Para ele, ao caracterizar o golpe de 1964 como “um marco para a democracia brasileira” e a atuação das Forças Armadas no período como orientadas a “sustentar a democracia”, a comunicação impugnada abandonou qualquer intuito informativo ou educativo. 

“Ao invés, veiculou conteúdo inequivocamente inverídico, na medida em que o próprio Estado brasileiro já promoveu, em mais de uma oportunidade, o reconhecimento de responsabilidade por diversas violações de direitos humanos durante o período autocrático falsamente caracterizado pela comunicação impugnada como “democrático”, classificou.
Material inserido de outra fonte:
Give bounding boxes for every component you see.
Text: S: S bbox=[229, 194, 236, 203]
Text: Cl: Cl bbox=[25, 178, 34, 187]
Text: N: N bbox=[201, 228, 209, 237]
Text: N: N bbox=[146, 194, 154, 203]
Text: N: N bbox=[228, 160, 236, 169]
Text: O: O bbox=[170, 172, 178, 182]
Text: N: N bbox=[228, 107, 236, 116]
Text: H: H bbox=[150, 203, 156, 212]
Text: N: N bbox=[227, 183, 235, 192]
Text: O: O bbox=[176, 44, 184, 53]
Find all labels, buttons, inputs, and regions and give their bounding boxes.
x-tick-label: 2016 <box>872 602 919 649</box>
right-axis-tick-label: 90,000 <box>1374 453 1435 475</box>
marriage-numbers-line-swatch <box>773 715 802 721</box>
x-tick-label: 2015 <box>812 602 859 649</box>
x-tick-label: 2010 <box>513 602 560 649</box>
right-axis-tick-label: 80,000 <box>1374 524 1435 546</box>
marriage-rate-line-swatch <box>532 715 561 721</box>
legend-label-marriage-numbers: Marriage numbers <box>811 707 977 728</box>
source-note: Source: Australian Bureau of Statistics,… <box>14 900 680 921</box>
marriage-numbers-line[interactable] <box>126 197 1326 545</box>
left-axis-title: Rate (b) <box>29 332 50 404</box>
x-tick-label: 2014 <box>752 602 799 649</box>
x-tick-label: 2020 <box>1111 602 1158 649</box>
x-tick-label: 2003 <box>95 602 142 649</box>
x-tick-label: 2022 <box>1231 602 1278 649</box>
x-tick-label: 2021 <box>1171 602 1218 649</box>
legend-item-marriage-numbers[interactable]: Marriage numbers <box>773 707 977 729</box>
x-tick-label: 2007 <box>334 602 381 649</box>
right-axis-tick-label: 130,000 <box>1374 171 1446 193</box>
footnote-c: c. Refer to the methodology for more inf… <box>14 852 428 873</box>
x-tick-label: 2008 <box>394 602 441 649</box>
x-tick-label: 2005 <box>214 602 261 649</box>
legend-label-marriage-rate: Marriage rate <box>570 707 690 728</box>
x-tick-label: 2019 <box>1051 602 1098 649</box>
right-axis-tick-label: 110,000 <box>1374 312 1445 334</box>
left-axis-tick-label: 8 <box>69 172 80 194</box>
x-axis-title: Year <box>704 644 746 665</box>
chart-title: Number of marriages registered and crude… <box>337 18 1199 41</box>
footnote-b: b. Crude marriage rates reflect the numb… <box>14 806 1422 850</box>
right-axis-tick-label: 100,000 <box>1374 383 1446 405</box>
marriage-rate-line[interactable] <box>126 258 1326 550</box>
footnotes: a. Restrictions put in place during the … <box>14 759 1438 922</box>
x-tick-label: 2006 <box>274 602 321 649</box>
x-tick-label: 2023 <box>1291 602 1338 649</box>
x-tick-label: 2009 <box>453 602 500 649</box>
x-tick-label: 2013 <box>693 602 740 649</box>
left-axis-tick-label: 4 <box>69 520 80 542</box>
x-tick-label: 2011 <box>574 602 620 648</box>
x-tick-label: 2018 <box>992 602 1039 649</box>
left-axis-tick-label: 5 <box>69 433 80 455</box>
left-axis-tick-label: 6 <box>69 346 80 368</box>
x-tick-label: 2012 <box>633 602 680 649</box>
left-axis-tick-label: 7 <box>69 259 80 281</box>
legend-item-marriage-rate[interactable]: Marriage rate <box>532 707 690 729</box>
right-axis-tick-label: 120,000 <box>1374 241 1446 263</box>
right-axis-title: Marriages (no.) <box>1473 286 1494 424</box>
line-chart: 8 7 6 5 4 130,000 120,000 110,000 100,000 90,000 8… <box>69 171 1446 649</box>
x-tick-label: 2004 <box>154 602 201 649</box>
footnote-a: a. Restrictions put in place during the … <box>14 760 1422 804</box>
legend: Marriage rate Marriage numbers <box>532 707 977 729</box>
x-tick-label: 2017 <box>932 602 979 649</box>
Por 8 votos a 3, o Tribunal reconheceu a existência de repercussão geral sobre o tema e deu provimento ao recurso da deputada potiguar.  Acompanharam o voto de Gilmar Mendes os ministros Cristiano Zanin, Flávio Dino, Alexandre de Moraes, Edson Fachin, Cármen Lúcia, Luiz Fux e Luís Roberto Barroso. Por sua vez, Nunes Marques, Dias Toffoli e André Mendonça foram votos vencidos.